Книга Музеи смерти. Парижские и московские кладбища - Ольга Матич
Шрифт:
Интервал:
Закладка:
Как у Грея и Жуковского, эпитафия обращена к прохожему, но с иным содержанием. Стихотворение Соловьева явно отсылает к макабру, который, помимо своего прямого назначения, часто становился источником шуток. Напомню читателю, что в Европе в Средние века, а затем в эпоху барокко использовались макабрические изображения разлагающихся трупов в оформлении надгробных памятников[283].
Надгробная часовня на могиле философа-теоретика Льва Михайловича Лопатина сделана в том же стиле, что и у младшего поколения Соловьевых; надгробие могилы его жены представляет собой глыбу-голгофу, со следами стоявшего на ней креста. Близкий друг семьи Соловьевых, Лопатин дружил с Владимиром с детства (и тоже стал философом-идеалистом, но с иным уклоном). Их «личные отношения» продолжились и на кладбище.
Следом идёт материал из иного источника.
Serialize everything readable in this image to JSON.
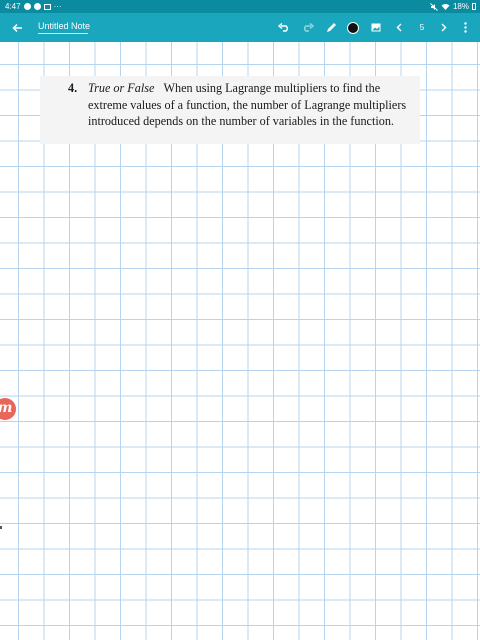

Из декабристов здесь похоронены П. И. Колошин, А. Н. Муравьев, М. И. Муравьев-Апостол, М. Ф. Орлов и С. П. Трубецкой. Во время реконструкции кладбища в 1935 году могилу Муравьева-Апостола (с. 1886) переставили к могиле Трубецкого. У Матвея Ивановича стоит беломраморный памятник в жанре раскрытой книги (обычно символизирующей книгу жизни) на постаменте под покрывалом с кистями (ил. 4). В отличие от подобных надгробий второй половины XIX века это более декоративно; кроме того, чугунная стена за постаментом покрыта богатым растительным орнаментом. Длинная надпись сообщает о том, что Муравьев-Апостол ветеран войны 1812 года; с другой стороны выгравирована эпитафия на церковнославянском: «Блажени алчущии и жаждущии правды, яко тии насытятся»[284]. Вопрос о том, когда надгробие было изваяно и установлено, остается для меня открытым.
Новое надгробие в том же жанре (ил. 5) стоит на могиле врача и консервативного литературного критика Н. И. Соловьева (с. 1874). Здесь любопытным образом сочетается старая орфография имени с современной надписью на книге: «Искусство и жизнь. Санитарные вопросы». To, что памятник восстановили «почитатели» Николая Соловьева, на нем указано.
Из ученых в монастырском некрополе лежат (в алфавитном порядке) один из первых славистов О. М. Бодянский; филолог и искусствовед Ф. Буслаев; историк Н. А. Дювернуа; хирург Ф. А. Рейн, один из основоположников женского медицинского образования в России[285]; археолог А. С. Уваров, специалист по российским древностям[286]. В 1903 году там был похоронен математик Николай Бугаев, о чем его сын Андрей Белый вспоминает в своих мемуарах[287]. В юности Белый любил гулять по монастырскому кладбищу с друзьями, сидеть там на скамейке. Он пишет: «Шли порой отмахивать в окрестности Новодевичьего монастыря, поражая прохожих изображаемым галопом кентавров»[288]. Могила его отца сохранилась, сам Белый похоронен на новом Новодевичьем кладбище.
Ил. 4. М. И. Муравьев-Апостол. Раскрытая книга
Ил. 5. Н. И. Соловьев. Раскрытая книга (новый памятник)
Из военных там лежит генерал Алексей Брусилов, прославившийся Брусиловским прорывом – успешной военной операцией Первой мировой войны. Он умер в 1926 году, а в тридцатых могилу снесли. Однако вскоре после Второй мировой Сталин разрешил восстановить памятник – возможно, это было частью программы по возрождению национального духа (к тому же Брусилов перешел на сторону красных еще во время Гражданской войны). Рядом расположена могила другого царского генерала, Р. Н. Яхонтова, состоявшего в штабе Брусилова (ил. 6). В 1992 году националистическое монархическое общество «Память» установило ему надгробную плиту с лавровым венком и Георгиевским крестом посередине[289].
О другом: единственная в Москве эффигия – лежащая фигура генерала А. Ф. Багговута (с. 1883), участвовавшего в колонизации Кавказа, – была установлена именно в Новодевичьем некрополе[290]. Она не сохранилась. Как пишет О. А. Трубникова, скорее всего, это была реплика эффигии Рейссига в Петербурге[291] (см. с. 118).